The wonder in a young boy’s eyes at his first Yankee game
Fails when compared to the impossibility of the Park.

Strolling the Poets’ Walk
A lone saxophone plays a sexy lament.
Yards away a road, empty of cars,
Serves bikers, runners, dogs and horse-drawn coaches.

Hot-dog vendors, orthodox Jews,
And a contingent of tourists from Lapland,
Observe the acrobatics of a break-dancer,
Who hopes to make $50.00 before his noon audition.

Ball fields, playgrounds, lakes, gardens,
And the trees tell of the seasons
While keeping the surrounding avarice 
Beyond the Park’s borders.

It is in the order of water walking
That both the free Park
And the not so free Subway work.
They’re the best civilization has to offer.



Tuesday, November 27, 2012

Ruth and Veronica


Her last good friend was not Jewish.
I’ve a picture of them playing Rummy,
Or at least attempting to play Rummy.
Mom is focused on winning.

Her last best friend is not white.
But the lady understood
That Mom had carried 
A relatively benign racism into their relationship.
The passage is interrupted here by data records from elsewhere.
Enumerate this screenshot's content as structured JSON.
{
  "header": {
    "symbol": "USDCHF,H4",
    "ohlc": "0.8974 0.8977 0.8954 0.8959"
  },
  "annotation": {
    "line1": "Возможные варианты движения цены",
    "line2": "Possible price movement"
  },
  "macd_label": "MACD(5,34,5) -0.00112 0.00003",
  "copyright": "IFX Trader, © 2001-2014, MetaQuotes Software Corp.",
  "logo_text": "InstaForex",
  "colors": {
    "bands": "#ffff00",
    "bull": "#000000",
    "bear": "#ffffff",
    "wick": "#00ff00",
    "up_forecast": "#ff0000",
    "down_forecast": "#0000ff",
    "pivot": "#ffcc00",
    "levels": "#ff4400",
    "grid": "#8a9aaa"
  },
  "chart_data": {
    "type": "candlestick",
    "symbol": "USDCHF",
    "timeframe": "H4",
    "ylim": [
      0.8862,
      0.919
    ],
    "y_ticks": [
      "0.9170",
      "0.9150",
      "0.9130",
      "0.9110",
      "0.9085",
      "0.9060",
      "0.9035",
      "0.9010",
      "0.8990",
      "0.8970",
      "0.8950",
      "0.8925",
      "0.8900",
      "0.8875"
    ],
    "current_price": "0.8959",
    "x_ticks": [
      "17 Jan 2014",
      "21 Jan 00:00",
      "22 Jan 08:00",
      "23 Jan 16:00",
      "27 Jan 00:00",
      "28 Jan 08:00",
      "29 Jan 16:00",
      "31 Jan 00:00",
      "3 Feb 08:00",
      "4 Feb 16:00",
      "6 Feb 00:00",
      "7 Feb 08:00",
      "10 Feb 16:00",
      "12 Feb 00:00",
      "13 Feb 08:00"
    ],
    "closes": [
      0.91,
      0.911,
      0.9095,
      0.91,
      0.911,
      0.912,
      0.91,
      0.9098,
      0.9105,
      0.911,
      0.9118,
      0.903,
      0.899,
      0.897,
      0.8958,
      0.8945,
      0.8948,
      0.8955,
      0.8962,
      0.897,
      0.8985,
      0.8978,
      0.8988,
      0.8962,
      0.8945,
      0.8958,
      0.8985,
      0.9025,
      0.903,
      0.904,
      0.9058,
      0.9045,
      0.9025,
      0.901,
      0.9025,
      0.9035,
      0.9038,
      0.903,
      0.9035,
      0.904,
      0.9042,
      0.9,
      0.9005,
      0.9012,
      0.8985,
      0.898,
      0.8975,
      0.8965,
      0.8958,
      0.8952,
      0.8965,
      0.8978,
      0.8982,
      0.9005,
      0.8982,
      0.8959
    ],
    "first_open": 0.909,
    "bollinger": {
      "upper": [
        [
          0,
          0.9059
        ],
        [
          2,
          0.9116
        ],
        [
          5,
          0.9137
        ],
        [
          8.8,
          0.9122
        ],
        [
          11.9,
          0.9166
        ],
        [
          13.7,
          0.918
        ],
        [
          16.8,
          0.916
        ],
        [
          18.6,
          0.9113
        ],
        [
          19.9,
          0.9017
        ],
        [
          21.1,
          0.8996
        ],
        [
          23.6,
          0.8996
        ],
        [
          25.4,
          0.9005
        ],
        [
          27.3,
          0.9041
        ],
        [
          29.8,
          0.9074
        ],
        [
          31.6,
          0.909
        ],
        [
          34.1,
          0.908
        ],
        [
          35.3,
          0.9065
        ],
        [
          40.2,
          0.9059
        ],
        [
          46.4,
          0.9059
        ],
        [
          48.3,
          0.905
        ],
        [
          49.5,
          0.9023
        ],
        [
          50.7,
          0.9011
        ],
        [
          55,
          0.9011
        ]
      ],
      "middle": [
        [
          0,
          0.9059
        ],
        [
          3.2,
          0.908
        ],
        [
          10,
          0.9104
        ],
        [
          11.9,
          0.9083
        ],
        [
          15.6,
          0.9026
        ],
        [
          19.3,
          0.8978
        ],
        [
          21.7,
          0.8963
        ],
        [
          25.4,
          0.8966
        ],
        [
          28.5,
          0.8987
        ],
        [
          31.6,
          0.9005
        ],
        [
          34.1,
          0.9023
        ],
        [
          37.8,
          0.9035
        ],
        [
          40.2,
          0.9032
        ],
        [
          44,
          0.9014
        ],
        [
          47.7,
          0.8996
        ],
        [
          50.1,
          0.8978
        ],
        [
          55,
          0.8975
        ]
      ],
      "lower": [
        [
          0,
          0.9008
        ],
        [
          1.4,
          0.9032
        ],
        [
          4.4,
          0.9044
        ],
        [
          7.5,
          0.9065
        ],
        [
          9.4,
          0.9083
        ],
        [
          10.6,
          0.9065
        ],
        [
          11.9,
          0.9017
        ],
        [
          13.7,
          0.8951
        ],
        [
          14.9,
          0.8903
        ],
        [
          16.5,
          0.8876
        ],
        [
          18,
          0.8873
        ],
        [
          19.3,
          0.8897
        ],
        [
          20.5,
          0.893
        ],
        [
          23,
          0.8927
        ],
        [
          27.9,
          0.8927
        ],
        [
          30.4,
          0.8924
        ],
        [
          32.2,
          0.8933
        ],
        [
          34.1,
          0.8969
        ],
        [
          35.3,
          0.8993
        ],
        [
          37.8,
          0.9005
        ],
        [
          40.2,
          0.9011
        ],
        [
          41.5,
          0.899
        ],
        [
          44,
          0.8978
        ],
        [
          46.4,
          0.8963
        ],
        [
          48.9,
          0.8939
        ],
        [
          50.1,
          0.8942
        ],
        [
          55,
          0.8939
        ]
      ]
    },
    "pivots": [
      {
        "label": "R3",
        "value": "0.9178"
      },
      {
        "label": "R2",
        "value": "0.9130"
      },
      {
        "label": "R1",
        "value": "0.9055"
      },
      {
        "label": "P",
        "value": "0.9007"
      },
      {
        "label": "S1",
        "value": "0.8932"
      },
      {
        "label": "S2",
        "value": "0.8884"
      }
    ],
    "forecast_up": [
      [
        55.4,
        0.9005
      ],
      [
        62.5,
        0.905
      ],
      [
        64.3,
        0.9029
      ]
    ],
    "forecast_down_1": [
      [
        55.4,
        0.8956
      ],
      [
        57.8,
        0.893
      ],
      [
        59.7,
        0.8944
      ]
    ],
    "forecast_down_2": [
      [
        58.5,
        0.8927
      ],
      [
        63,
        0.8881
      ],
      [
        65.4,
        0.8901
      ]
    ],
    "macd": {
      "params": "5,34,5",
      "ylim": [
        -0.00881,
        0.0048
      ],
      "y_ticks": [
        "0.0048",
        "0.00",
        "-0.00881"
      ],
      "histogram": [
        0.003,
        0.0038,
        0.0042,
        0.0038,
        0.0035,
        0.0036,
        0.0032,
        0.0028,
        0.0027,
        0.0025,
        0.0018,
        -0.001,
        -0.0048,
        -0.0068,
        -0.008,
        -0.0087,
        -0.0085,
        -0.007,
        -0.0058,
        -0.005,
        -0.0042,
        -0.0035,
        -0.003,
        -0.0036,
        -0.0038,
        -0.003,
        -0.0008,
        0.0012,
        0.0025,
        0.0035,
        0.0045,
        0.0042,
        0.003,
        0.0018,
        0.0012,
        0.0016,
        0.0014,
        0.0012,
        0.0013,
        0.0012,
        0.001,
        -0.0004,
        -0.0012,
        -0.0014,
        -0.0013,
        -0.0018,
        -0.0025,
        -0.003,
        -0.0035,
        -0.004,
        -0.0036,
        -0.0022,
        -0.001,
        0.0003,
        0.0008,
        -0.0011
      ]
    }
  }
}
Mom had moved beyond those 
Acculturated fears
Long before she died.
Veronica had become her friend.

In the minutes before she died,
Asked to wait for her children
Ruth gave a small head shake.
For Veronica she nodded.

Mom settled in Veronica’s arms
And, as a child comforted 
By her mother’s embrace, 
Left us.

After


Gun-metal gray, with a two foot chop,
And a lifting fog set Coronado’s shore line.
Remnants of last night’s beach dinner
Sit on the sand, awaiting tonight’s resurrection.

A tall bar table for two,
With a white tablecloth  hanging unevenly, 
Awaits the morning crew,
Who will remove the evidence.

A dozen folding chairs,
Resembling the aftermath of a New Year celebration,
(Leaning, lying askew, or erect, awaiting someone’s butt)
Looking to have failed a group support session.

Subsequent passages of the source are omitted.